Neben offensichtlich rückläufigem Interesse an ehrenamtlichem Engagement für Musikkultur in meiner und der nachfolgenden Generation tritt ein gewichtigeres, nämlich wirtschaftliches Problem: das Risiko. Planungsrisiken gab es schon immer. Nur wo Worst-Case-Szenarien in den letzten Jahren immerhin noch im zweistelligen Besucherzustrom lagen, ist heute nicht mehr abzuschätzen, ob überhaupt jemand kommt. Das ist natürlich auch ein Adressatenproblem und liegt an den weitestgehend konservativen, trotz Facebook und Co. noch in der „guten alten Zeit“ verwurzelten Werbestrategien vieler Veranstalter. Wichtiger ist trotz dessen die Risikoabwägung noch bevor man sich über Werbestrategien überhaupt den Kopf zerbrechen kann: Lohnt die aufgebrachte Zeit und Arbeit, sowie das investierte Geld bei dem zu erwartenden Zuspruch überhaupt? Ist das Projekt finanziell zu stemmen? Kann man noch rechtzeitig die Reißleine ziehen? Die Absage des diesjährigen Shadowplay-Festivals wegen desaströsen Vorverkaufszahlen sei hier mahnendes Beispiel. Zeit aufzugeben? Oder mit einem unfreiwilligen Lenin-Zitat fragen „Was tun?“?

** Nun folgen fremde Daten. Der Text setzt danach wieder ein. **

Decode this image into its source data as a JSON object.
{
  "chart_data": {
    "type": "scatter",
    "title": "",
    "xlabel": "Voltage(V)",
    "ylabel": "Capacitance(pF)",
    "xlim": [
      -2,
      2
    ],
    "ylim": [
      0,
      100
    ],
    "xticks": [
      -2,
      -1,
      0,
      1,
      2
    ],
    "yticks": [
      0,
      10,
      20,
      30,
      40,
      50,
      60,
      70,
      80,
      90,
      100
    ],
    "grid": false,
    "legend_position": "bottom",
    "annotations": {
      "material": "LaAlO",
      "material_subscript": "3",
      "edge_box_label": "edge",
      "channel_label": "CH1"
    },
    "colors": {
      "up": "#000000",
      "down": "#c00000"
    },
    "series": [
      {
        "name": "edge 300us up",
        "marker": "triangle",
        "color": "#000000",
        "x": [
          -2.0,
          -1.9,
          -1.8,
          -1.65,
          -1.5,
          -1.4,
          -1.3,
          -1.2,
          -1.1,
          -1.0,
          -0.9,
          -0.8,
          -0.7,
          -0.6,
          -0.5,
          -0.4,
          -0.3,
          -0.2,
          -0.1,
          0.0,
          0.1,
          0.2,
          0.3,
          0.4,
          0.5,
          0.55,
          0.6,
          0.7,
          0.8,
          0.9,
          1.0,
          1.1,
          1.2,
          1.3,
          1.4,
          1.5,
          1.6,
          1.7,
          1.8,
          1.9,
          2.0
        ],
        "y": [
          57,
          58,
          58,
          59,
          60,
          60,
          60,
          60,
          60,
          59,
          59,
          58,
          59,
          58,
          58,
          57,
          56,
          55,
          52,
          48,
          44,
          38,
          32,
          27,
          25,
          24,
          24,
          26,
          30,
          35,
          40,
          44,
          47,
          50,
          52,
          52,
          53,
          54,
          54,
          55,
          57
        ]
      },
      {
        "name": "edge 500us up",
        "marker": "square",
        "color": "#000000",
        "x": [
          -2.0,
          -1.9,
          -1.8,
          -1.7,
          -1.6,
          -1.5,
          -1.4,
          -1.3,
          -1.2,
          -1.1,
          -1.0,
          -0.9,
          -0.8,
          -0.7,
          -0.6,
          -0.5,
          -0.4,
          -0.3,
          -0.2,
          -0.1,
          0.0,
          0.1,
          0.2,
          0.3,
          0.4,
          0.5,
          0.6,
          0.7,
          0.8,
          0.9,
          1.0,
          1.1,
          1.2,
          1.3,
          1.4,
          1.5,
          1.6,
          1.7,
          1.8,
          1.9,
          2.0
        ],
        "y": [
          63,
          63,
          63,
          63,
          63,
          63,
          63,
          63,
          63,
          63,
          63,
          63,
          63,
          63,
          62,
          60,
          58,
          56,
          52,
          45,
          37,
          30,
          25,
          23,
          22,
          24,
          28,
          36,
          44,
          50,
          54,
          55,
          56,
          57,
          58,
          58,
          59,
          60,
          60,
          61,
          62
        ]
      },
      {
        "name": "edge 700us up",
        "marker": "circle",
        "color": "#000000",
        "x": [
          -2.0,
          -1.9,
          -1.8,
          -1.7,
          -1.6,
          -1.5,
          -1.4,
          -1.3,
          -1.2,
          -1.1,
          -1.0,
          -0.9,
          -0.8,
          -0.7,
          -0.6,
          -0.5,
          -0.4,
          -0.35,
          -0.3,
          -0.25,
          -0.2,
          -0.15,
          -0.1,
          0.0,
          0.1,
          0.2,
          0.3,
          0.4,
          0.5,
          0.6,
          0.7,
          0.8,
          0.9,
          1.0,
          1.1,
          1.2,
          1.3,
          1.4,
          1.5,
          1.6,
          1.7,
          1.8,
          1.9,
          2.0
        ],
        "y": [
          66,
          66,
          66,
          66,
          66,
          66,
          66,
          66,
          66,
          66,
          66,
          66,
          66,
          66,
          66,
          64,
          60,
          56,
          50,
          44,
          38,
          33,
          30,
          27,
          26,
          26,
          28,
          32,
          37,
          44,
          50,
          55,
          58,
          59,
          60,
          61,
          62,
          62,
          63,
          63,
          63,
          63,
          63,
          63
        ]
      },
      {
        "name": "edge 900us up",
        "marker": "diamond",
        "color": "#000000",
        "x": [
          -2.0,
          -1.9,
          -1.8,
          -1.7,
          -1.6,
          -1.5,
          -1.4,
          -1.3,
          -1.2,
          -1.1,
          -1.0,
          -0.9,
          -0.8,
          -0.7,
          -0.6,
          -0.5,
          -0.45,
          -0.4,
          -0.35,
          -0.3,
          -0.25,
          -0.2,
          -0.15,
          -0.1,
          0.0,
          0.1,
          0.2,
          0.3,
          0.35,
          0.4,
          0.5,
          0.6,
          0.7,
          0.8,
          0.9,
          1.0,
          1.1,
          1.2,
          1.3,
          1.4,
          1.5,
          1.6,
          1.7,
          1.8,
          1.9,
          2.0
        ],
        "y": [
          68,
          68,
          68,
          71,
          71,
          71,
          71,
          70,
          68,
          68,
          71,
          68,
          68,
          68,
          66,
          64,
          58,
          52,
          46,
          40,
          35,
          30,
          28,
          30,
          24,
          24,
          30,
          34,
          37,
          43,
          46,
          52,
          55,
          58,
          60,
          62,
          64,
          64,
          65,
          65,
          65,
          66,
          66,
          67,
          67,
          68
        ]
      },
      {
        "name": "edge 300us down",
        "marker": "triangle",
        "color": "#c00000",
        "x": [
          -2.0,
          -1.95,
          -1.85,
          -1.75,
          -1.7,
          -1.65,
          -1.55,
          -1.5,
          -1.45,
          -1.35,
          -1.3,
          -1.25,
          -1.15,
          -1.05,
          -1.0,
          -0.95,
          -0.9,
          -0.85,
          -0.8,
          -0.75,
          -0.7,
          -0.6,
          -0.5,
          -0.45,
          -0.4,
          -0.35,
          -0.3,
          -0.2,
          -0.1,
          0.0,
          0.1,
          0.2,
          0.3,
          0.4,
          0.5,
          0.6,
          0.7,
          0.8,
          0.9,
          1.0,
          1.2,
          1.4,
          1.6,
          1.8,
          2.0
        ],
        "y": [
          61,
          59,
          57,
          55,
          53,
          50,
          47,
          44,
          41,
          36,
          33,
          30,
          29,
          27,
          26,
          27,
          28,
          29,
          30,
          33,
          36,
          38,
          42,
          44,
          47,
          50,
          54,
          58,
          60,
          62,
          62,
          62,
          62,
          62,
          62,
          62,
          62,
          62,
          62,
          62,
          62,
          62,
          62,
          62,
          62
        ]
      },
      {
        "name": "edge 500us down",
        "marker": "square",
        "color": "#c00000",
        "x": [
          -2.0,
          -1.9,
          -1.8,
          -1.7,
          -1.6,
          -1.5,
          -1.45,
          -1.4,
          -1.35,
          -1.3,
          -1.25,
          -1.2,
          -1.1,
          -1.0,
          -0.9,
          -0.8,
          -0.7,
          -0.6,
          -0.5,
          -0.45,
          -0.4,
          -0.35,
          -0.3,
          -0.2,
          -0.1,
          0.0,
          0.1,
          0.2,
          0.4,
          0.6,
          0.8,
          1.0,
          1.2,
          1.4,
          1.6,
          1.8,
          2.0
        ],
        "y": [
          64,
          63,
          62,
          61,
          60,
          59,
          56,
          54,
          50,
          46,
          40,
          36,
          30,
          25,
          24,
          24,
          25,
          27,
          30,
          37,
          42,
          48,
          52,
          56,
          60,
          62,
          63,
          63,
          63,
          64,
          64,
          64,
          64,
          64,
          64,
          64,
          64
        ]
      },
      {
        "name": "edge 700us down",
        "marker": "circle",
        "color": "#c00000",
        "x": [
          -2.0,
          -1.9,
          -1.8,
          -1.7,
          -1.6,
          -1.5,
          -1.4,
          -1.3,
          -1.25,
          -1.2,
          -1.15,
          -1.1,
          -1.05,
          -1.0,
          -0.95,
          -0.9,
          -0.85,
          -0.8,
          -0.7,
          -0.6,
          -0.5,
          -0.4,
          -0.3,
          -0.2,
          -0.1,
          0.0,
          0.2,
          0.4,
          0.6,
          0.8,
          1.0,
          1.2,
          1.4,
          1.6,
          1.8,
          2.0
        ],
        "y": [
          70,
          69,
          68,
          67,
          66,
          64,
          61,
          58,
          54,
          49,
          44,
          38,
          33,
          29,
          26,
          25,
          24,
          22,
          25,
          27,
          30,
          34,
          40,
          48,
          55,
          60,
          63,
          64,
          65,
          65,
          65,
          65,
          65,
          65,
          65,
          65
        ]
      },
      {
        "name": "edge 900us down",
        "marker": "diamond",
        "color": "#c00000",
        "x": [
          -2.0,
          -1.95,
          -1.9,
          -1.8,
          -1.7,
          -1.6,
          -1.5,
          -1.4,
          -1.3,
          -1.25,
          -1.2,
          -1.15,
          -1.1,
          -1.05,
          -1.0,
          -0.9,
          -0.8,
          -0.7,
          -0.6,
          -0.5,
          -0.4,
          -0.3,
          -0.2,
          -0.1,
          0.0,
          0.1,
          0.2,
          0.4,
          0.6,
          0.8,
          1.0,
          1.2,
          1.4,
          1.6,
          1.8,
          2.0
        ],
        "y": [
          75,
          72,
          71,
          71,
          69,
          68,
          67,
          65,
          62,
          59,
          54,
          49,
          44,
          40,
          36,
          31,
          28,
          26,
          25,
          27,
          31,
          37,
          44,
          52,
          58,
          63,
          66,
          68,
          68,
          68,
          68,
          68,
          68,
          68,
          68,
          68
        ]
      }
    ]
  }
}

Eine mögliche Antwort lässt sich aus dem ständigen Strom des Neuen fischen. Wer mit wachem Auge diverse Erfolgsstorys in der Welt des Web 2.0 verfolgt hat, der wird mit dem Prinzip des „Crowd Funding“ und Plattformen wie Kickstarter vertraut sein. Just mit diesem Konzept wagt sich nun ein Duo an die Organisation des „Cold Insanity Festivals“ in Nürnberg. Eine Deadline ist vorhanden, die Summe bekannt und publik: Sollten bis Ende August im Vorverkauf 2400 Euro in die Kassen gespült werden, laut den Veranstaltern Olli „Cyberpagan“ Krapp und Markus B. 75% der Gesamtkosten, dann würde das für den 1. Dezember geplante Death- / Gothic-Rock-Festival stattfinden. Eine stattliche Summe, aber ein intelligentes Modell zur Bewältigung des Risikos durch Einbeziehung der Gäste. Ein Festival als Community-Projekt der mitteleuropäischen Gitarrengruft-Fans. Ähnlich wie bei Kickstarter bieten die Macher verschiedene Möglichkeiten, sich finanziell zu beteiligen. Natürlich gibt es für jeden Geldbetrag eine Gegenleistung. Neben dem Download-Festival-Sampler kann man den Live-Mitschnitt des kompletten Festivals als CD-Box oder Download vorbestellen, natürlich die Karten kaufen – wahlweise mit T-Shirt. Fans der auftretenden BandsS THE ETERNAL FALL, SIIIII, SQUISHY SQUID, THE LAST CRY und CHRISTINE PLAYS VIOLA können so am Crowd Funding teilhaben, auch wenn sie den Besuch des Festivals selbst nicht einrichten können. Eine weise Entscheidung. Noch liegt man erst bei 350 Euro (Stand 26. Juni), Krapp rechnet jedoch mit einem Anziehen der Verkaufszahlen in den nächsten Wochen. Sollte das Geld bis Ende August organisiert werden können, wird das Festival stattfinden. Wenn nicht, wird das Geld natürlich an alle schwarzgewandeten Event-Investoren zurückgezahlt. Schnell und sauber. Hoffen wir, dass es dazu nicht kommen muss.

Vielleicht erweist sich diese Form der Festivalfinanzierung auch in anderen Bereichen dieses Subkulturmischmaschs als wegweisend, da das Risiko beherrschbar wird, die Veranstaltung zum Projekt aller – auch der „nur“ finanziell Beteiligten wird. Eine Projektidentität, bei der jede gelungene Veranstaltung zum Abbau der Unlust am Veranstalten in den letzten Jahren führen könnte.